You might think that I'm a little cuckoo for doing all this, spending all this extra money and going to all this extra effort just because of a stupid little rash my son has. But the thing is, it's not just some "stupid little rash". Eczema is an autoimmune response, a sign telling you "something wrong is going on in my body". If you eat foods that are bad for you, this effects your immune system in a negative way. In fact, many times eczema and Celiac disease are related, and Celiac doesn't always have such obvious symptoms, and if left untreated, Celiac disease can have far reaching consequences, like osteoporosis, cancer, and infertility.
I'm doing this in the hopes that I can heal my son's issues, strengthen his body, and make his eczema go away. If it does go away, I am going to go with the theory that perhaps he is gluten intolerant, perhaps even with celiac, and it's definitely a worthwhile endeavor. My dad the doc who is so anti any "natural health stuff" that he calls it quack medicine, said that if a rash is being caused by a certain food, its important to avoid it, not just because of the rash, because you don't know what the far reaching consequences could be of eating those foods that are bad for your body.
Not only that- if I spend a little extra money now on groceries to make this elimination diet transition, hopefully his eczema will be cured and I won't need to spend so much money on all sorts of creams and treatments that just put a bandaid on the issue instead of solving it from its roots.
Another thing I wanted to mention- the more I've been reading up on Celiac and gluten intolerance, the more familiar it sounds. I've got so many of the symptoms written about Celiac disease, and I do know that eating seitan makes my stomach upset and I feel nauseous for quite some time after eating it (not because it's gross- I want to eat more of it it, but I feel like puking instead), so its quite possible that I have undiagnosed Celiac, and this diet will help me as well.

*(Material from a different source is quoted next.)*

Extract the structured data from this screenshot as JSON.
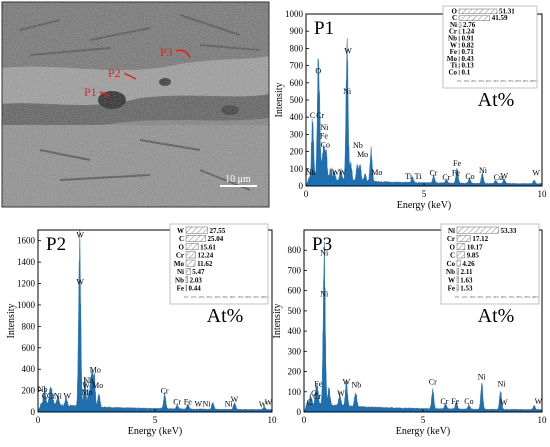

Even if none of us actually have Celiac, there's room to argue that going gluten free and possibly dairy free can be beneficial for everyone. Such a diet is used to help people with autism, ADD/ADHD, liver issues, stomach issues, depression, skin issues, weight loss, fatigue, muscle cramps, etc...
I have a few more posts on the topic of going gluten free, dairy free, etc, that I'll be posting within the next couple of days. They are:
Timing of Starting a Massive Elimination Diet
Gluten Free, Dairy Free, Egg Free, Nightshade Free- Cheaply???
My First Gluten Free, Dairy Free, Egg Free, Nightshade Free, Coconut Free Shopping Trip.
Hope you'll enjoy them, and for those that don't find the topic relevant, I'll be back to my usual posts as soon as those is finished.
If your kid was showing a skin rash, would you do an elimination as strict as the one I'm proposing? Or would you say "Come on, what's the big deal- it's just a rash- it's not worth the money"?
Have you ever done an elimination diet? How long and how many tries did it take before you were able to pinpoint the exact foods that were causing the issue?
Or would you sidestep the whole thing and just go to an allergist, even though not all food sensitivities can show up through allergy testing?
Do you know any people with Celiac disease? How old were they when they were diagnosed?